Tonight, on Shabbat, in response to the horrific anti-Semitic attack in Pittsburgh, many thousands of Jews across United States and the world at large will be attending their local synagogue, following the #ShowUpForShabbat campaign of the American Jewish Congress. Orthodox, Traditional, Conservative, Reform, Reconstructionist or Liberal; religious and secular alike, will come to demonstrate solidarity and togetherness.
Unfortunately, there is one significant segment of the Jewish people that will probably be absent from this demonstration of unity. For many Russian-speaking Jews, synagogues are still a no-go area.
“I will never step into a synagogue,” one Russian-Jewish friend of mine in Israel told me after hearing my impressions from last Yom Kippur which I spent with the Beth Tsedec congregation in Toronto. “There is nothing for me to find there!”
“‘You don’t get it,” I tried to explain. “It’s very different from Israel. It is not about religion, and it is more about community.” Still, he resisted. “If I were to go there, I would feel completely estranged and stupid. I wouldn’t know what to do or what not to do.” My friend is not alone. The vast majority of my friends born in the Soviet Union would do anything to avoid the synagogue setting, where they are totally unschooled in rituals and etiquette. While they may attend a Bar mitzvah, a Brit or a wedding, Russian-speaking Jews go to synagogue largely when it is a family obligation.
The Israeli Russians are the worse off of all. For those who came to the Jewish state 15 or 20 years ago, synagogue became a synonym for religious coercion; a phenomenon that every secular Israeli experiences in his daily life, and is that much worse for the new immigrants from the former Soviet Union. They have to confront daily challenges caused by the powerful religious establishment which often questions their Jewishness. They are frequently prevented from exercising their basic civil rights such as marriage, divorce and burial, all of which are in the exclusive hands of the Israeli Rabbinate. Over the years, many of them have become strongly alienated from anything relating to religion and religious practice. In their view, it is only religious fanatics that belong in the synagogue and only them.
Even those Russian Jews who have lived in North America for a long time and have joined the local Jewish community, still hesitate crossing the synagogue threshold. They are happy to express solidarity with the State of Israel, and take part in communal cultural events, such as those mounted by Limmud (which holds special events for Russian speakers) or to become a member of the local Jewish Community Centre. So why not a synagogue?

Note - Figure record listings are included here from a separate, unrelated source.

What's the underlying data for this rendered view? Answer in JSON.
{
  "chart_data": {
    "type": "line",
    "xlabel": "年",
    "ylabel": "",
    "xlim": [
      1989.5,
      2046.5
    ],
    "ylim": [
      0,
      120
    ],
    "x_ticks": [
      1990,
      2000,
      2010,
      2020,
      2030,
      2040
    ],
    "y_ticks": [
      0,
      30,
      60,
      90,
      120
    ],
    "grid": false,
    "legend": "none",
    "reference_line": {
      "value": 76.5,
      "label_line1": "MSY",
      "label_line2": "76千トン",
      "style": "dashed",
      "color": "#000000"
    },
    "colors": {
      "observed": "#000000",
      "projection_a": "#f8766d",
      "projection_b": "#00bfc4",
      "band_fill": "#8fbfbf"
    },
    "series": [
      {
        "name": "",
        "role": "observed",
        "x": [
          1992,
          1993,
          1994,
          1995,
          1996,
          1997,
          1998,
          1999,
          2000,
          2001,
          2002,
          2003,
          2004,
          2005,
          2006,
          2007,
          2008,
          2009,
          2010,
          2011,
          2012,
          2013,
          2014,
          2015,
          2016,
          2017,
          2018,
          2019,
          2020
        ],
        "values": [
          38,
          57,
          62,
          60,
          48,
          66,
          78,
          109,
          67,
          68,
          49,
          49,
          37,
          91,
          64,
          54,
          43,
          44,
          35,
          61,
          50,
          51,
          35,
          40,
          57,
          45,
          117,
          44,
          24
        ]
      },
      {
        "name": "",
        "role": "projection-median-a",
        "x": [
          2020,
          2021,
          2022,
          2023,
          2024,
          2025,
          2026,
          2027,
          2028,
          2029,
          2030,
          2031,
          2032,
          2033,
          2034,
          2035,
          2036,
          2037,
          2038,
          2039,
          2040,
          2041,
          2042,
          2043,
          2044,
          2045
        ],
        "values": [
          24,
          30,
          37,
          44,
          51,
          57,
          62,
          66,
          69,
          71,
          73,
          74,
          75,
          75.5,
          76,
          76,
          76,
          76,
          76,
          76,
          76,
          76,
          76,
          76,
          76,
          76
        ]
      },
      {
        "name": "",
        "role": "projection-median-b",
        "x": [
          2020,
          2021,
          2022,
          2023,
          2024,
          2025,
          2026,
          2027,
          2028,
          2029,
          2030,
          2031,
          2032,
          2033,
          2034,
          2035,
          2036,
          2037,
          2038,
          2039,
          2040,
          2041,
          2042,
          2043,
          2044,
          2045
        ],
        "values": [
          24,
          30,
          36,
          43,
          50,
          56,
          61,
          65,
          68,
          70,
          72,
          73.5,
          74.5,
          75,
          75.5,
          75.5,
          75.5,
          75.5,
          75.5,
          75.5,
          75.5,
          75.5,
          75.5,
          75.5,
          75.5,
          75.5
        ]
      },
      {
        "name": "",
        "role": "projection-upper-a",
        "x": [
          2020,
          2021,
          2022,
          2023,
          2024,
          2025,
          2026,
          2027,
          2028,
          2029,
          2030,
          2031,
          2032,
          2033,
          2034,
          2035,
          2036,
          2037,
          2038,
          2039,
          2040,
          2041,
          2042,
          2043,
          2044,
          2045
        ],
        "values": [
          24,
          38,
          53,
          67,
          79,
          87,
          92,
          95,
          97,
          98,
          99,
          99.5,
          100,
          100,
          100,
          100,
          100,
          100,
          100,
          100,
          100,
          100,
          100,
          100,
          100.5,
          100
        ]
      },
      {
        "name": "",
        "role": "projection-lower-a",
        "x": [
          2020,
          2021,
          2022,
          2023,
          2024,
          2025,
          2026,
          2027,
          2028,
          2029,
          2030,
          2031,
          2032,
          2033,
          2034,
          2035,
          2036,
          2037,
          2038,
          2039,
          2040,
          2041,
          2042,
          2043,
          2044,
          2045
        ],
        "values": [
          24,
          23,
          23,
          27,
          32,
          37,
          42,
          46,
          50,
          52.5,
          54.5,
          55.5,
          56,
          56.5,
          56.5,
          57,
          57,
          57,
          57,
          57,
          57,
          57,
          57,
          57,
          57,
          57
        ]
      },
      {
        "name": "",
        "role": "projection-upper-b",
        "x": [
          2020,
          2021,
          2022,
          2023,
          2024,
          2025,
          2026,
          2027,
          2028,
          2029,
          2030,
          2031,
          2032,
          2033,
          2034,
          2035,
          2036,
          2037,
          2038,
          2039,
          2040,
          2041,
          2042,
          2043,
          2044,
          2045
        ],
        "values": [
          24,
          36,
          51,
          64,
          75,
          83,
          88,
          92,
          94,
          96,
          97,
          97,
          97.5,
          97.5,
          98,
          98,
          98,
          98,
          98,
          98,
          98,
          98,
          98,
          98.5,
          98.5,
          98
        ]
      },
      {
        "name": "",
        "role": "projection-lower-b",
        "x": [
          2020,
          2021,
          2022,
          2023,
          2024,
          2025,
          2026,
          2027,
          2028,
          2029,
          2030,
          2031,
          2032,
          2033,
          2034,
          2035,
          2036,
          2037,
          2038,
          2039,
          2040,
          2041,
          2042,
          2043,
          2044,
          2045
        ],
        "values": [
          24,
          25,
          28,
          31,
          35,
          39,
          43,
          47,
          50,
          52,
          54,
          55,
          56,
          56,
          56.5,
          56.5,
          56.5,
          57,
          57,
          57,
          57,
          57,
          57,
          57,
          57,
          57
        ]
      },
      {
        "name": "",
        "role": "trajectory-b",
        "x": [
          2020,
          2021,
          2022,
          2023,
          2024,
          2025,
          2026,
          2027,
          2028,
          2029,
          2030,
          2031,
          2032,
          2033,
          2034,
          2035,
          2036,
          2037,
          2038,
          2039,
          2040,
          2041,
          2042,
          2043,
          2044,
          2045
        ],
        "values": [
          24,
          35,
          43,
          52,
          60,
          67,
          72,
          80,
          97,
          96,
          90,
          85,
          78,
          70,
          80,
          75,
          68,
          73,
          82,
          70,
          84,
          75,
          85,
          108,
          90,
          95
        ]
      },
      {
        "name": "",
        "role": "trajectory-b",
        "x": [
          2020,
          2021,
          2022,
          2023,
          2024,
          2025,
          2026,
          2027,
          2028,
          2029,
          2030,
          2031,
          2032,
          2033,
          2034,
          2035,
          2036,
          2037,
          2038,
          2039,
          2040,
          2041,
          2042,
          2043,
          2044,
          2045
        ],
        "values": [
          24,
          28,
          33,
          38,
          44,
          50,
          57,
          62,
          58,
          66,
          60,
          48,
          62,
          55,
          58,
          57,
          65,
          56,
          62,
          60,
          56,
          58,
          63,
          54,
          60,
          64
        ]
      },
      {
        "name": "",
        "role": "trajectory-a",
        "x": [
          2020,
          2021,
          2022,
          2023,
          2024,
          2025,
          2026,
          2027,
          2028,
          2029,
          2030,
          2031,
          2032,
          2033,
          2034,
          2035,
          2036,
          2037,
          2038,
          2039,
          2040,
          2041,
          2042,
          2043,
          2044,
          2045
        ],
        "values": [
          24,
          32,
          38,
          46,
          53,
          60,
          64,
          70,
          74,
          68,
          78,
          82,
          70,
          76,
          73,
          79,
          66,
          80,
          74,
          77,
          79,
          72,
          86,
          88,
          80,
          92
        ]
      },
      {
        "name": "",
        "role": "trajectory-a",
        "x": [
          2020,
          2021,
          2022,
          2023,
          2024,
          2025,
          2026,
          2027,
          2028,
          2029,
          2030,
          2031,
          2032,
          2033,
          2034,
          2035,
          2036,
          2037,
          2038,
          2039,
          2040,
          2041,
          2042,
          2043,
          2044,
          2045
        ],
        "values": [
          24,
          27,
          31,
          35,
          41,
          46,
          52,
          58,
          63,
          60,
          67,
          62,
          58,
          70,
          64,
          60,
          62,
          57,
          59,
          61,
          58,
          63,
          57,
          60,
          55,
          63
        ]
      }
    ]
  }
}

Most Jews in the Soviet Union developed a very strong sense of Jewish peoplehood (especially in the wake of the Six-Day Way in 1967), but their Judaism tends to be of a cultural and intellectual nature, and not religious. Prevented from any Jewish education or cultural upbringing, people in my community learned to recognize Jews, not by a kippa on their head, but by books by Shalom Aleichem or Ilya Ehrenburg on their bookshelf. Very few of the “Jews of Silence” (in Elie Wiesel’s words) were able to celebrate a bar mitzvah, and even less could learn Hebrew, and even then clandestinely. Add to this the atheism instilled in Soviet childhood, the hostility to religion that was ingrained under the Communist regime — and Judaism was as distant as another planet.
Though Chabad has focused heavily on attracting Russian-speaking Jews, few other groups, particularly among progressive Jewish congregations, have made any significant effort.
Today, as we “#ShowUpForShabbat,” let us change that. Let us invite our Russian-speaking Jewish neighbors to shul.
More than one million Russian Jews risk remaining “Jews of Silence” when it comes to synagogue life — unless American synagogues welcome them, encourage them with their rich cultural heritage and strong Jewish identity.
Please open the door and welcome them in — for all our sakes.
Semyon Dovzhik is a Russian Jewish journalist, living in London. Born in the USSR, he lived in Israel and the UK. Semyon writes for the Jewish Chronicle as well as for the Russian Jewish media in Israel and CIS countries.